Goodhart's Law in Reinforcement Learning
Jacek Karwowski, Oliver Hayman, Xingjian Bai, Klaus Kiendlhofer, Charlie Griffin, Joar Skalse
TL;DR
This work investigates how reinforcement learning agents can behave suboptimally with respect to the true objective when trained on imperfect proxy rewards, through the lens of Goodhart's law. It introduces a geometric, occupancy-based framework that recasts policy optimization as a linear program over a convex polytope of occupancy measures and defines a projected reward distance via arg(R0, R1) and a Normalised Drop Height metric to quantify Goodharting.
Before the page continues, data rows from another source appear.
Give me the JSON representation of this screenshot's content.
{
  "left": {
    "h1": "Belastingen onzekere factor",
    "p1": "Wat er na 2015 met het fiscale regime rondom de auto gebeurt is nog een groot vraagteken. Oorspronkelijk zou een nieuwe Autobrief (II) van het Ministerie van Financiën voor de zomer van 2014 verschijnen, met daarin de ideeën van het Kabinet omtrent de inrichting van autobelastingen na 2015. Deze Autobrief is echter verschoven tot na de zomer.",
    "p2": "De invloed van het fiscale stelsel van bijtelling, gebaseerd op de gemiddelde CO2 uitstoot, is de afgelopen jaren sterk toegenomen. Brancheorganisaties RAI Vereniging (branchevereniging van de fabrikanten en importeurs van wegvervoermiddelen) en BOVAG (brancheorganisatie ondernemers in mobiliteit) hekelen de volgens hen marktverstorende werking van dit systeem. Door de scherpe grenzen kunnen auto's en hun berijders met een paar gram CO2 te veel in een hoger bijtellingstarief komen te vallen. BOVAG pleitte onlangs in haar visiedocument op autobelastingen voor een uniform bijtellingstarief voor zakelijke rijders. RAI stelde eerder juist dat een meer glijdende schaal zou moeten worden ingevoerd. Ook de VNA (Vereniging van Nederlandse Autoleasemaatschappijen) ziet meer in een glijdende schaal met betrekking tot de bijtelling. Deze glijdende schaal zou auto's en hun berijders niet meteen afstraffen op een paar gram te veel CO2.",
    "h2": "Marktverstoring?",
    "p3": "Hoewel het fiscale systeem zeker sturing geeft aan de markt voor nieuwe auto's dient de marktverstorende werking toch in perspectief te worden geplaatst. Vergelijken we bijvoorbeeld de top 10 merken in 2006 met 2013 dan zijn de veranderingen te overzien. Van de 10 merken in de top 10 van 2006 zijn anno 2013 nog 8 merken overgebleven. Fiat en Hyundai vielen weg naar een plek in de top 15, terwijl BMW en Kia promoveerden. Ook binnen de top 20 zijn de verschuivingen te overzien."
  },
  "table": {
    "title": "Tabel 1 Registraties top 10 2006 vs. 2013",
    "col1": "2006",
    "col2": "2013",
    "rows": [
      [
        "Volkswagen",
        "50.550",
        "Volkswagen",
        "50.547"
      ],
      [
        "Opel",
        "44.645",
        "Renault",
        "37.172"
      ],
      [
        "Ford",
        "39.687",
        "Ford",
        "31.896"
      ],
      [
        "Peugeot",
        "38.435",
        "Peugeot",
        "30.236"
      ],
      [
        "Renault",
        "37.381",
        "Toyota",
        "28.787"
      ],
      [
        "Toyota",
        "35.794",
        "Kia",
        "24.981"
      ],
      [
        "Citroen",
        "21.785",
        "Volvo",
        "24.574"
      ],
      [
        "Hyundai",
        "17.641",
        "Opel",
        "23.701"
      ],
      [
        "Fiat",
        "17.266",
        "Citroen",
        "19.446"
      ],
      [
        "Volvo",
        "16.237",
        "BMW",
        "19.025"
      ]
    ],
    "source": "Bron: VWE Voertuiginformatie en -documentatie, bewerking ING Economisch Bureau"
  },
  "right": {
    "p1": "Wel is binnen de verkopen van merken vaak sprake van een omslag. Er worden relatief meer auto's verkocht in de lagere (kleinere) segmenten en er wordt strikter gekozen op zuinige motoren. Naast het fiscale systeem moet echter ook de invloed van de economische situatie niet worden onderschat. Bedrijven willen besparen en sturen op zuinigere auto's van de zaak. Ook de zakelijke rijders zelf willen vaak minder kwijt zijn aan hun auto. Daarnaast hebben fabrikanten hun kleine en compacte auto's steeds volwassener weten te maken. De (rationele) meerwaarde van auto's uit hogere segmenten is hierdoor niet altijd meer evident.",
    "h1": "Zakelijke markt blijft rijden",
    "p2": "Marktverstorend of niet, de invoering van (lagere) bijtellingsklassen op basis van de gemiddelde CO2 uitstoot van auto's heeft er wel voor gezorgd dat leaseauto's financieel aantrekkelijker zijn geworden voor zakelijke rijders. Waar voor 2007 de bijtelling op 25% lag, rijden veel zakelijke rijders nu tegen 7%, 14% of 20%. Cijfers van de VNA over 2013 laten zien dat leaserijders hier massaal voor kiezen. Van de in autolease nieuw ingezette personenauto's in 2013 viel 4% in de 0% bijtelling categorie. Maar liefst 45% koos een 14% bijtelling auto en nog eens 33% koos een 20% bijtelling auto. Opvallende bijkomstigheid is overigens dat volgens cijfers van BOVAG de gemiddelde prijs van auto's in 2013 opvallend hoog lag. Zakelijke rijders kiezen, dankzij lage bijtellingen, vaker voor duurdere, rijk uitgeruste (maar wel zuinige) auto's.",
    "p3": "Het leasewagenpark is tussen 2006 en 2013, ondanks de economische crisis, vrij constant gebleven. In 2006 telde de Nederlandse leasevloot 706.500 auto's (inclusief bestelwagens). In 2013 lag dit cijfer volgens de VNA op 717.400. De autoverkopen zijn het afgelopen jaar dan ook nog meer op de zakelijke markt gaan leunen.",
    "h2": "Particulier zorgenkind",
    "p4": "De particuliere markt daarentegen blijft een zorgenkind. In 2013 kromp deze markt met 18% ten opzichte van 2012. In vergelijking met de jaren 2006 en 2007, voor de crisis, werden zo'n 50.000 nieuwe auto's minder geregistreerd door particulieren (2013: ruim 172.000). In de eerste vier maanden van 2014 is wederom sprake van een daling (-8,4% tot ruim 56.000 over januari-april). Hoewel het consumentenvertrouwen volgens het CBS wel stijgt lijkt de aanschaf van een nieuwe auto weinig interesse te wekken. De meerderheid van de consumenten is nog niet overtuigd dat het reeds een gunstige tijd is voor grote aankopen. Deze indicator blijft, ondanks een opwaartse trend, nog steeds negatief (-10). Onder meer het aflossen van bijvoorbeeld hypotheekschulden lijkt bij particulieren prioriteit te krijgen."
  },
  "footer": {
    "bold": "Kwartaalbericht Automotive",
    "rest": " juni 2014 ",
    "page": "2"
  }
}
The authors establish a mechanistic explanation for Goodharting in RL, illustrate its ubiquity across diverse environments, and propose two provably robust policy optimization strategies, including an optimal stopping rule with regret guarantees, to avoid the pitfall. They validate these ideas experimentally, showing that early stopping can prevent Goodharting across many setups, albeit at potential cost to true objective performance, and discuss practical considerations for estimating key quantities and extending the framework to reward refinement and broader failure modes.
Abstract
Implementing a reward function that perfectly captures a complex task in the real world is impractical. As a result, it is often appropriate to think of the reward function as a proxy for the true objective rather than as its definition. We study this phenomenon through the lens of Goodhart's law, which predicts that increasing optimisation of an imperfect proxy beyond some critical point decreases performance on the true objective. First, we propose a way to quantify the magnitude of this effect and show empirically that optimising an imperfect proxy reward often leads to the behaviour predicted by Goodhart's law for a wide range of environments and reward functions. We then provide a geometric explanation for why Goodhart's law occurs in Markov decision processes. We use these theoretical insights to propose an optimal early stopping method that provably avoids the aforementioned pitfall and derive theoretical regret bounds for this method. Moreover, we derive a training method that maximises worst-case reward, for the setting where there is uncertainty about the true reward function. Finally, we evaluate our early stopping method experimentally. Our results support a foundation for a theoretically-principled study of reinforcement learning under reward misspecification.